From what I gleaned from the articles, these trucks are optimized for use between metropolitan distribution centers and the actual retail stores. Thus a large percentage of their trips will be less than 100 miles and in urban traffic conditions. Adapting railroad technology and regenerative braking makes a lot of sense from a fuel use standpoint since starting and stopping the big rigs uses a lot of fuel. However a company could also achieve quite a bit of fuel savings simply by scheduling their store deliveries at off-peak traffic times (like in the middle of the night.)

I do wonder about the durability of the carbon fiber trailers since I am taking the information to mean that the trailer beams are also carbon fiber instead of aluminum. I am also wondering if the trailer has electric drive wheels. I can see eliminating the wood flooring in the trailer with fiberglass and saving a bit of weight there, but I wonder how well protected the floor will be from road debris.


----------



## Tirediron (Jul 12, 2010)

So the further we get into this WAVE, we find out it still has, according to the cut away illustrations, a conventional plain changing drivetrain, not real efficient. a transverse drive motor should be more along the lines of progress, 
All those aero features on a local delivery truck ..... 
This may pave the way to decent tractive turbine power usage which would be good, a turbine can be an efficient multi fuel engine and the electric conversion has the potential to make use of peak efficiency points.


----------



## LincTex (Apr 1, 2011)

Tirediron said:


> ..... turbine power usage which would be good, a turbine can be an efficient multi fuel engine ...to make use of peak efficiency points.


I don't see how a turbine would be more efficient than a diesel piston engine.

I did a little research of some engineering papers I found online, and nothing can support theories that a small turbine power plant would be more efficient than a piston diesel engine power plant (at constant RPM).

When you narrow the rpm range of a diesel (say, to 1800 RPM constant, like a common 60Hz generator) you can REALLY tweak it a lot and get very impressive efficiency numbers from it.


----------



## Tirediron (Jul 12, 2010)

LincTex said:


> I don't see how a turbine would be more efficient than a diesel piston engine.
> 
> I did a little research of some engineering papers I found online, and nothing can support theories that a small turbine power plant would be more efficient than a piston diesel engine power plant (at constant RPM).
> 
> When you narrow the rpm range of a diesel (say, to 1800 RPM constant, like a common 60Hz generator) you can REALLY tweak it a lot and get very impressive efficiency numbers from it.


The turbine probably wouldn't approach the efficiency of a diesel piston engine on diesel fuel, but the advantage of the turbine is found in the ability to burn different fuels, like CNG, LNG, LPG, even an mix of gasoline and used oil or what have you, without needing different compression ratios etc, but a lot of efficiency might be lost gearing the turbines speed to a useable generating speed.

the turbine thing is probably hype to get the media and audience excited by the smoke and mirrors, because truck efficiency is pretty high already


----------



## LincTex (Apr 1, 2011)

Tirediron said:


> the ability to burn different fuels,
> like CNG, LNG, LPG,


No.
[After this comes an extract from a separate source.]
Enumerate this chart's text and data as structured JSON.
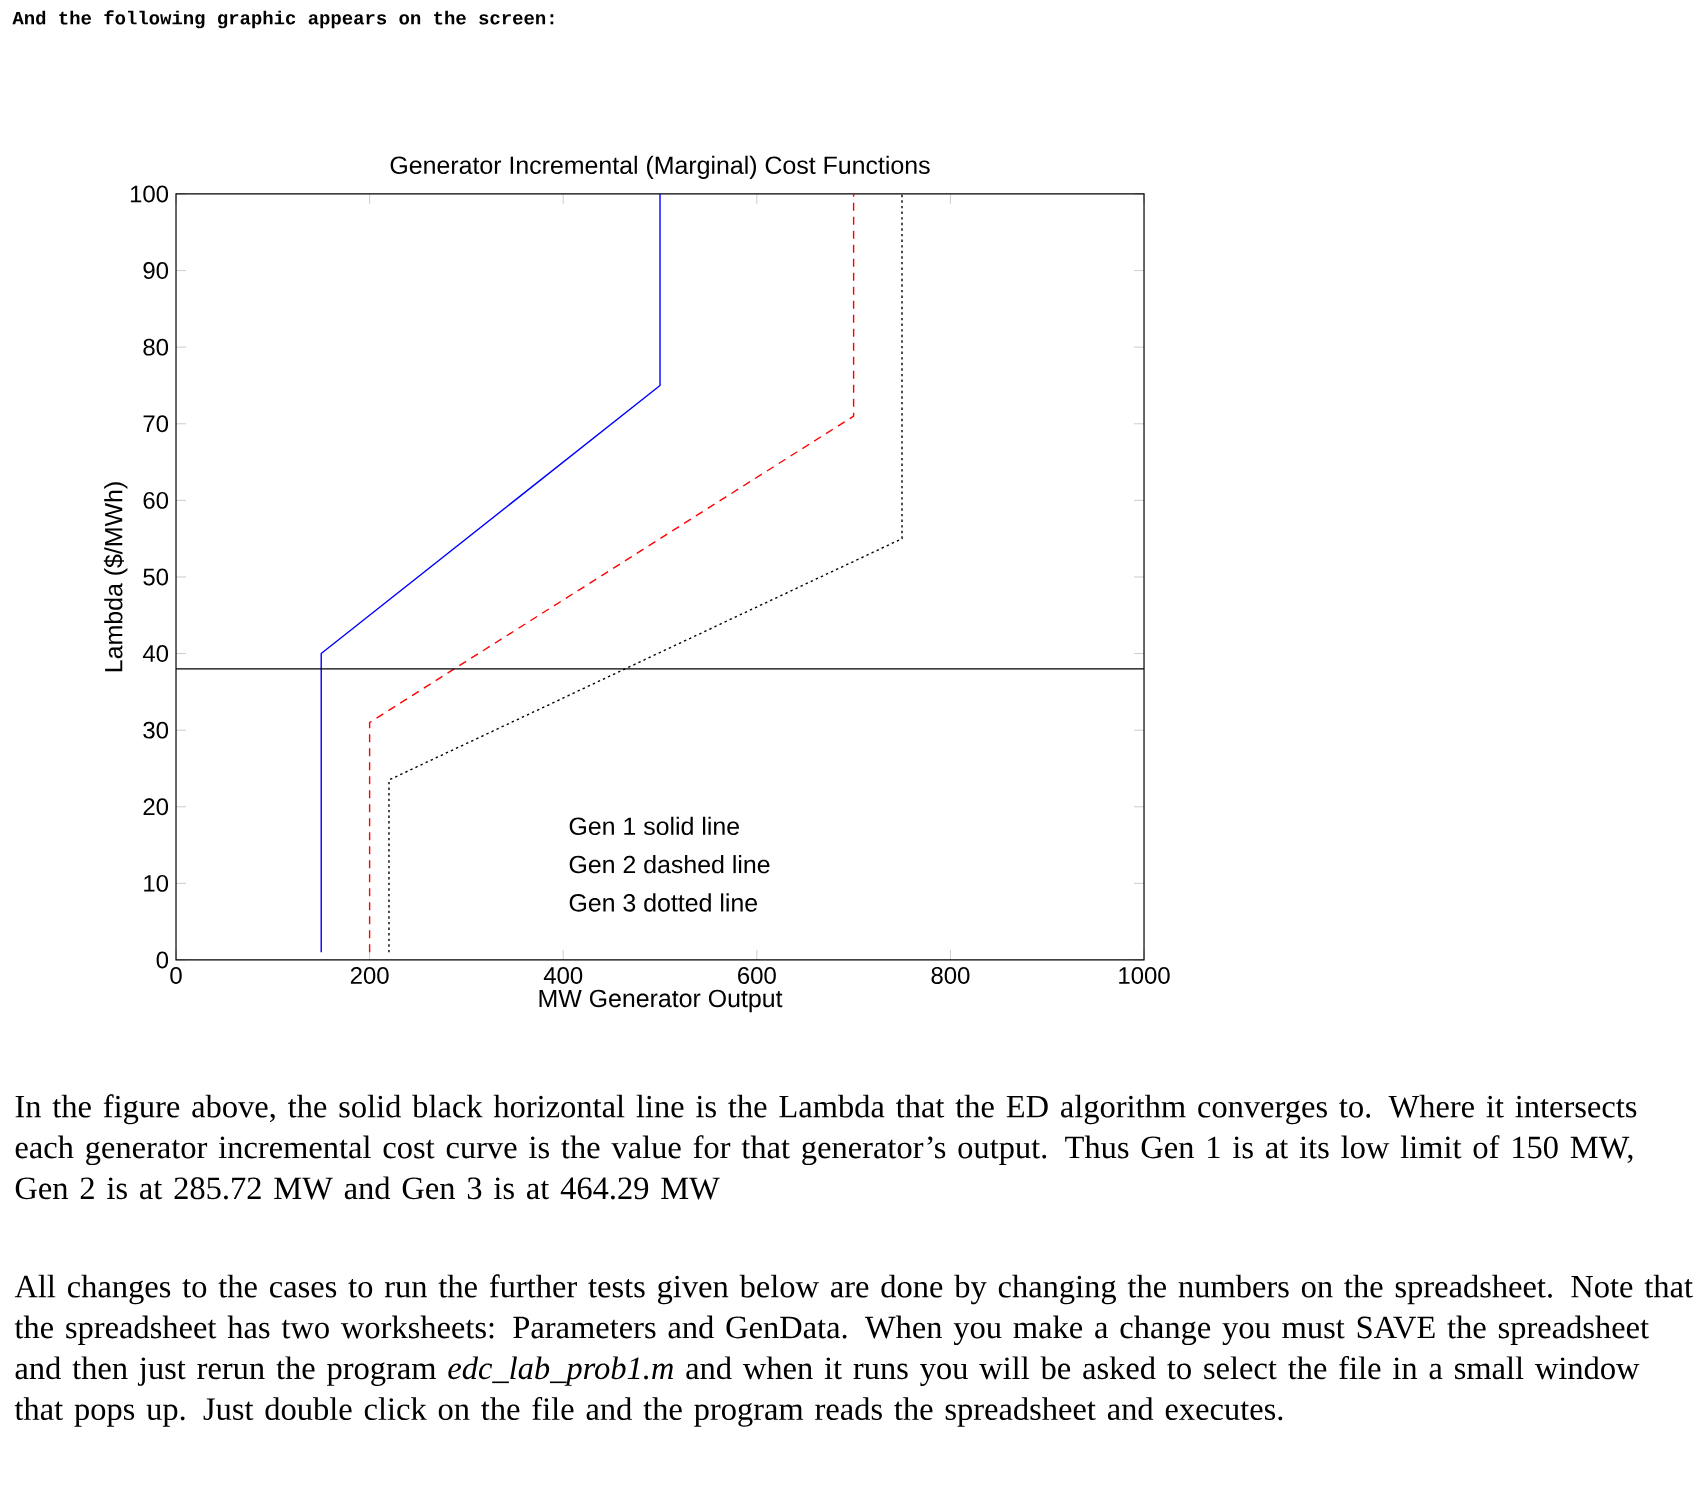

The amount of gaseous fuel flow to keep the fire burning will boggle your mind. The fuel control unit on natural gas fired industrial turbines is nearly as big as the turbine itself!

The oilfield will give you all the answers you need on this. CNG can be injected into diesels, and its becoming more common. The problem is still tank size. A 500HP "diesel style" (converted Cummins or Waukesha) piston engine running at rated load on CNG will use about 8,000 cubic feet of CNG per hour. 
A 500 HP turbine running at the same load on CNG will run about 15-20 minutes on that amount of fuel. You can't haul enough fuel around to make it practical.



Tirediron said:


> even an mix of gasoline and used oil or what have you, .


Actually no, the carbon deposits left behind on the blades destroys their aerodynamicity. 
Very, VERY little deposits are allowed on the blades (I mean microscopic) before you drop below 95% efficient (of *rated* power, not thermodynamic or stoichiometric) before a "hot-section" rebuild will be required.



Tirediron said:


> the turbine thing is probably hype to get the media and audience excited by the smoke and mirrors


Anything to sound "High Tech"!!


----------



## Tirediron (Jul 12, 2010)

Well there you go sounds like turbines are hype, because the video mentions natural gas type fuel, Typical spin doctoring just like the aero crap, the flat back of the trailer creates a pile of drag last I heard


----------